There was no point in leaving if you were not committed to the decision. If you thought it was going to make him ask you back and change all of a sudden, then you left for the wrong reason. I think it a good idea in some cases to leave with the hope that it make the spouse change. Usually, it wakes a person up, but there always has to be the commitment to being gone. And, I don't think this is a situation that he CAN change. It's not an attitude thing or an issue of disrespect. There is a problem that neither of you bothered to find. You left it up to him and for four years you knew he was not going to do anything about it. If you wanted it done, oh yes you were supposed to do it for him. You were supposed to make the call. You were supposed to drag him by the ear to the appointment if need be. Instead, you tried to MAKE him take care of it just like you're doing now. I understand wanting to feel important to him, wanting to feel you meant enough to him that he would make the effort. And even now, you wanted to feel important to him to ask you to come home. But look what doing nothing got you. Look at where you are by trying to force him. You made the whole situation all about you and not about the marriage.....for four long years. Is what you are doing to your children really worth it?

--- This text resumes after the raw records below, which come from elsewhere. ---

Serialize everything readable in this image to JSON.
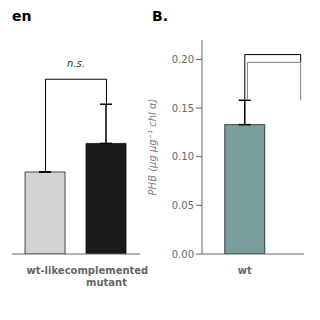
{
  "chart_data": [
    {
      "type": "bar",
      "title": "en",
      "categories": [
        "wt-like",
        "complemented\nmutant"
      ],
      "values": [
        0.115,
        0.155
      ],
      "colors": [
        "#d3d3d3",
        "#1a1a1a"
      ],
      "error_low": [
        0.0,
        0.0
      ],
      "error_high": [
        0.0,
        0.055
      ],
      "ylim": [
        0.0,
        0.3
      ],
      "yticks": [],
      "tick_labels": "x",
      "brackets": [
        {
          "y": 0.245,
          "color": "black"
        }
      ],
      "annotations": [
        {
          "text": "n.s.",
          "y": 0.255
        }
      ]
    },
    {
      "type": "bar",
      "title": "B.",
      "categories": [
        "wt"
      ],
      "values": [
        0.133
      ],
      "colors": [
        "#7a9e9a"
      ],
      "error_low": [
        0.0
      ],
      "error_high": [
        0.025
      ],
      "y_label": "PHB (μg μg⁻¹ chl α)",
      "ylim": [
        0.0,
        0.22
      ],
      "yticks": [
        {
          "value": 0.0,
          "label": "0.00"
        },
        0.05,
        {
          "value": 0.1,
          "label": "0.10"
        },
        0.15,
        {
          "value": 0.2,
          "label": "0.20"
        }
      ],
      "brackets": [
        {
          "y": 0.205,
          "color": "black"
        },
        {
          "y": 0.197,
          "color": "gray"
        }
      ]
    }
  ]
}
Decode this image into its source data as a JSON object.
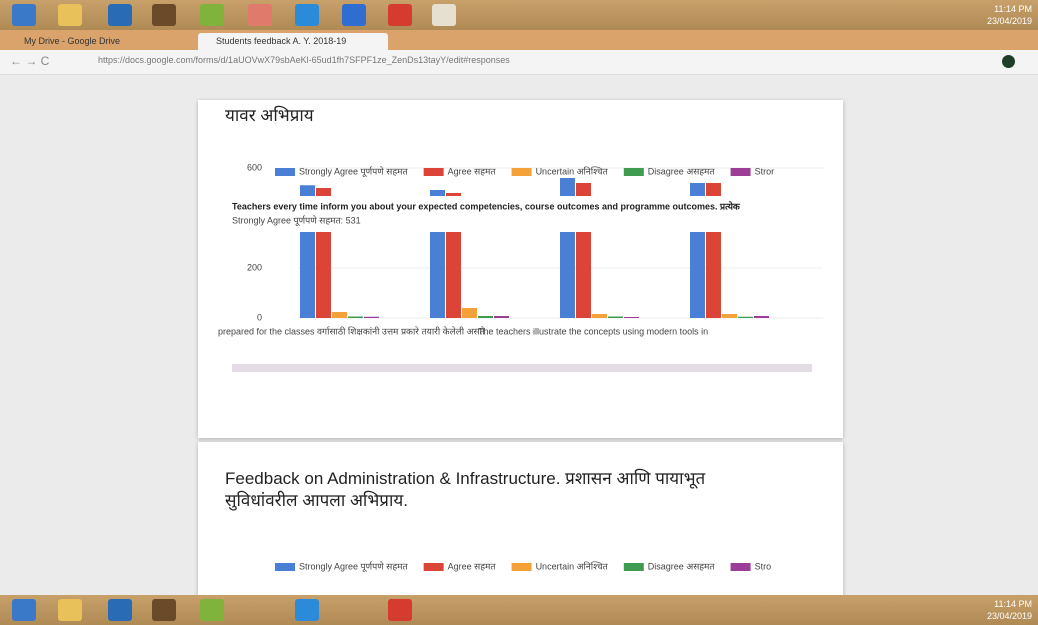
{
  "taskbar": {
    "time": "11:14 PM",
    "date": "23/04/2019"
  },
  "browser": {
    "tabs": [
      "My Drive - Google Drive",
      "Students feedback A. Y. 2018-19"
    ],
    "url": "https://docs.google.com/forms/d/1aUOVwX79sbAeKl-65ud1fh7SFPF1ze_ZenDs13tayY/edit#responses"
  },
  "cards": [
    {
      "heading": "यावर अभिप्राय",
      "chart_data": {
        "type": "bar",
        "categories": [
          "prepared for the classes वर्गासाठी शिक्षकांनी उत्तम प्रकारे तयारी केलेली असते",
          null,
          "The teachers illustrate the concepts using modern tools in",
          null
        ],
        "series": [
          {
            "name": "Strongly Agree पूर्णपणे सहमत",
            "color": "#4a7fd6",
            "values": [
              531,
              512,
              560,
              540
            ]
          },
          {
            "name": "Agree सहमत",
            "color": "#db4437",
            "values": [
              520,
              500,
              540,
              540
            ]
          },
          {
            "name": "Uncertain अनिश्चित",
            "color": "#f4a13a",
            "values": [
              24,
              40,
              16,
              16
            ]
          },
          {
            "name": "Disagree असहमत",
            "color": "#3f9b4f",
            "values": [
              6,
              8,
              6,
              5
            ]
          },
          {
            "name": "Stror",
            "color": "#9c3d97",
            "values": [
              5,
              8,
              4,
              8
            ]
          }
        ],
        "ylim": [
          0,
          600
        ],
        "yticks": [
          0,
          200,
          600
        ],
        "tooltip": {
          "title": "Teachers every time inform you about your expected competencies, course outcomes and programme outcomes. प्रत्येक",
          "label": "Strongly Agree पूर्णपणे सहमत: 531"
        }
      }
    },
    {
      "heading": "Feedback on Administration & Infrastructure. प्रशासन आणि पायाभूत सुविधांवरील आपला अभिप्राय.",
      "legend": [
        {
          "name": "Strongly Agree पूर्णपणे सहमत",
          "color": "#4a7fd6"
        },
        {
          "name": "Agree सहमत",
          "color": "#db4437"
        },
        {
          "name": "Uncertain अनिश्चित",
          "color": "#f4a13a"
        },
        {
          "name": "Disagree असहमत",
          "color": "#3f9b4f"
        },
        {
          "name": "Stro",
          "color": "#9c3d97"
        }
      ]
    }
  ]
}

Either move on with your life, or take your arse back home and start making some phone calls. Begin with a marriage counselor and then his doctor. This could be as simple a matter as needing viagra or as complicated as needing surgery......or chemotherapy. Get the message? There could be something seriously wrong with him that he is ignoring. A lot of men hate going to doctors, so not making the phone call probably has nothing to do with you not being important to him. Pull your head out of your own butt and see about your husband. When all the tests come back negative, then you'll have good reason to feel unloved and unappreciated. But if something comes back positive, boy are you going to feel awful.

Counseling is to help bring to the surface the issue of the dysfunction if it is not a medical problem. The excuses he has given you are just that - excuses. He may not know what is causing his lack of desire, and he might be well aware but unable to relate that to you. Either way, he would still offer whatever excuses he can contrive. But the truth has to be discovered and brought to the surface. If you have the nerve to face the truth, then recovery and healing is in your future. It might even lead to restoring your marriage.